Accepted for/Published in: Journal of Medical Internet Research
Date Submitted: Feb 26, 2021
Date Accepted: Nov 19, 2021
Warning: This is an author submission that is not peer-reviewed or edited. Preprints - unless they show as "accepted" - should not be relied on to guide clinical practice or health-related behavior and should not be reported in news media as established information.
Measuring Electronic Health Literacy: Development, Validation, and Test of Measurement Invariance of the 3-factor eHealth literacy inventory (3F-EHLI)
ABSTRACT
Background:
The World Wide Web has become an essential source of health information. Especially the COVID-19 pandemic has shown that the amount and the quality of information provided can lead to an information overload. Therefore, people do need certain skills to search, identify and evaluate information from the internet. In the context of health information, these competences are described as eHealth literacy, which could be confirmed as predictor of various health-related outcomes. Existing instruments assessing eHealth literacy reveal limitation of methodological standards of test development and validation.

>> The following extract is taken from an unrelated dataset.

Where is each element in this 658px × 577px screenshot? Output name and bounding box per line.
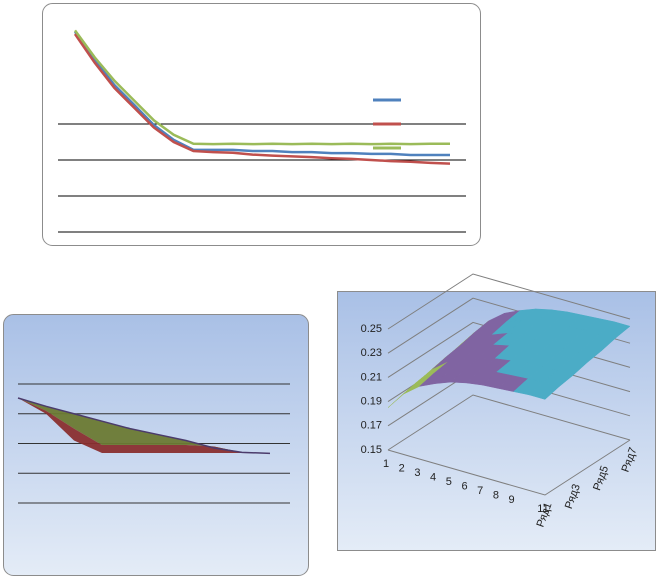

Furthermore, existing scales do not cover the entire cognitive processes, which are proposed within the construct of eHealth literacy.
Objective:
The objective of this study is the development and validation of an extended eHealth literacy scale to provide an economic and empirically confirmed measurement of eHealth literacy in German language.
Methods:
For development, items from 2 international, validated instruments were merged to cover a wide bandwidth of the construct of eHealth literacy. Translation into German followed scientific guidelines and recommendations ensuring content validity. A convenience sample of N=470 German-speaking people was collected from October to November 2020. Validation was carried out by confirmatory factor analysis. Correlations were performed to examine for convergent, discriminant, and criterion validity. Additionally, analyses of measurement invariance of gender, age, and educational level were conducted.
Results:
Analyses revealed a 3-factorial model of eHealth literacy. By item-reduction, the 3 factors information seeking, information identification, and information evaluation were measured with 11 items reaching good model fits (CFI: 0.959 ; TLI: 0.945; RMSEA: 0 .068; SRMR: 0.045). Convergent validity was confirmed by positive correlations of information seeking, information identification, and information evaluation with health literacy (r=0.43, P<.001; r= 0.53, P<.001; r= 0.55, P<.001, respectively). No significant correlations with impulsivity (r=-0.06, P=.16; r=-0.08, P=.08; r=-0.08, P=.10, respectively) confirmed discriminant validity. Criterion validity was supported by positive correlations of information identification and information evaluation with mental health (r=0.29, P<.001; r= 0.21, P<.001, respectively). Analyses with further variables confirmed convergent, discriminant and criterion validity. Strict measurement invariance of gender (CFI: 0.941; TLI: 0.941 ; RMSEA: 0.073; SRMR: 0.059), age (CFI: 0.943; TLI: 0.943 ; RMSEA: 0.070; SRMR: 0 .053), and educational level (CFI: 0.956; TLI: 0.959 ; RMSEA: 0.059; SRMR: 0.060) was confirmed.
Conclusions:
Following scientific suggestions for translation and performing analyses confirming 3-factorial structure, we developed the 3-factor eHealth literacy inventory (3F-EHLI) as an economic and valid assessment of eHealth literacy. By verifying measurement invariance of gender, age, and educational level, the 3F-EHLI is an applicable measurement independently of these main sociodemographic variables. The 3F-EHLI represents a valid and economic instrument international further development of the measurement of the important health-related construct of eHealth literacy.